La grande inventiva e intelligenza di Gerberto, molto spesso era troppo avanti rispetto alla comprensione dei suoi contemporanei, tanto che in alcune sue invenzioni vi vedevano qualcosa di magico, di affine alla stregoneria e al satanismo, per cui Gerberto finì con l’essere considerato un mago.

Presto si diffuse la credenza che Gerberto fosse in possesso di un libro di incantesimi rubato ad un filosofo arabo durante il suo soggiorno in Spagna. Gerberto sarebbe fuggito inseguito dal derubato, il quale era in grado di intercettare il ladro tramite l’osservazione delle stelle. Ma Gerberto si nascose appeso ad un ponte dove, sospeso tra il cielo e la terra, era praticamente invisibile al mago.

Ma quello che colpiva in maniera particolare l’immaginazione coeva era una testa meccanica di bronzo, costruita da lui e che, interrogata, era in grado di rispondere in senso affermativo o negativo. Non era che un’antenata del robot, ma i più vi vedevano una pratica che lo metteva in relazione con le arti magiche e con il demonio.

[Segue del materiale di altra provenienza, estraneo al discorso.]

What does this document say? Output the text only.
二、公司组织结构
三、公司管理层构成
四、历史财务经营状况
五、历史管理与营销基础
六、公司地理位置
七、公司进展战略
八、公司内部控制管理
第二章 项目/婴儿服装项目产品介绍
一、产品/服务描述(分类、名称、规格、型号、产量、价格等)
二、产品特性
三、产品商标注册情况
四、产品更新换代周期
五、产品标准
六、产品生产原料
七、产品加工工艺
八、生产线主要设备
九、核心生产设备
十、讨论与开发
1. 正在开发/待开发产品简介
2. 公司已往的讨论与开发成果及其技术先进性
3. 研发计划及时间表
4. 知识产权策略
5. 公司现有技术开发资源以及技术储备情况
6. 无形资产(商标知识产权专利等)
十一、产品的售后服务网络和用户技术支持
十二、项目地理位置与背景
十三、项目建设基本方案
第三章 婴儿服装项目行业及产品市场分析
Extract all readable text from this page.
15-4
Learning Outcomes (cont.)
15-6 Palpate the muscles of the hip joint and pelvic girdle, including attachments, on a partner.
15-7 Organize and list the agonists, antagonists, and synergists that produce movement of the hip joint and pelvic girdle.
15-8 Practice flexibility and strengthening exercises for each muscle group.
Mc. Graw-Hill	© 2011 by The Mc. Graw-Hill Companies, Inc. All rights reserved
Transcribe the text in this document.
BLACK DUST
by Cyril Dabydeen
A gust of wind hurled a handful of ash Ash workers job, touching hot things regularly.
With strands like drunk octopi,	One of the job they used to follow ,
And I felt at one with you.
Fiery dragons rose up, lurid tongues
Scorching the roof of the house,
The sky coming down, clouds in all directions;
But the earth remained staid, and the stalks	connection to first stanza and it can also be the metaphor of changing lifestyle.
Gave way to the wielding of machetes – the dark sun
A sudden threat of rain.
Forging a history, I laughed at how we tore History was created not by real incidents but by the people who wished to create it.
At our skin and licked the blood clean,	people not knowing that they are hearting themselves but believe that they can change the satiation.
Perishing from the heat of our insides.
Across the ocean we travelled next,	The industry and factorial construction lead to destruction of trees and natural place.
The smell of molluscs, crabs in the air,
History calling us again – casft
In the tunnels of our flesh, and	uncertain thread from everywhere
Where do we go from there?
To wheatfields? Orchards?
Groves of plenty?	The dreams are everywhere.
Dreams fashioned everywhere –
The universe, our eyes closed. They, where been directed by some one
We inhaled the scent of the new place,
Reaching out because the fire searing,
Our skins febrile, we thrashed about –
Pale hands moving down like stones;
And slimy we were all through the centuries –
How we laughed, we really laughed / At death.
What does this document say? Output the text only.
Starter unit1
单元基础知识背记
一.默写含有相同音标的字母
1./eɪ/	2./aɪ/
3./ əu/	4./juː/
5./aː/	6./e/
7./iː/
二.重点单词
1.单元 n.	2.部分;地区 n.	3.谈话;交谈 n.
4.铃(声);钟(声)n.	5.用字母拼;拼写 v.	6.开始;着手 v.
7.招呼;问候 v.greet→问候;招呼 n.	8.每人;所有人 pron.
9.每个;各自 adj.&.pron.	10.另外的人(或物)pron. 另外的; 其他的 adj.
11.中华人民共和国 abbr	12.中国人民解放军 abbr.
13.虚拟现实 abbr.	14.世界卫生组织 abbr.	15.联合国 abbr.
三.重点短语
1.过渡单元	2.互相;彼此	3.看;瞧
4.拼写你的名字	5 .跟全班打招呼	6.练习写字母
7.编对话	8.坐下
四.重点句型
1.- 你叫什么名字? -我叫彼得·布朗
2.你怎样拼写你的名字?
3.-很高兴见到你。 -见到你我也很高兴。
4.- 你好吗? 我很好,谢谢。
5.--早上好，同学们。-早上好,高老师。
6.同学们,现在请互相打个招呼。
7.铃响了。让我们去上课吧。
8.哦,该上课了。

Questo “computer ante-litteram” pare fosse consultato da Gerberto per risolvere questioni importanti riguardanti la politica o la religione. La testa fu distrutta, o forse occultata, con la morte di papa Silvestro II, ma i riferimenti alla sua esistenza sono tutt’ora consultabili nella Biblioteca Vaticana, un archivio pieno di segreti e collezioni che potrebbero scuotere il mondo.

La storia di Gerberto ci dice due cose importanti: molte idee, scoperte e invenzioni del passato, in qualche modo hanno anticipato i tempi moderni e, per qualche ragione, sono state poi bandite dalla storia, in attesa di essere riscoperte dalle nuove generazioni.

Secondo: forse uno dei motivi dell’occultamento era dovuto alla superstizione: l’inventiva e l’intelligenza venivano etichettate e bandite come opere demoniache. Forse, all’epoca come oggi, la diffusione della cultura e della consapevolezza sarebbe il vero rimedio alla superstizione, dando l’avvio ad un vero cammino di “umanizzazione” per l’intera comunità umana.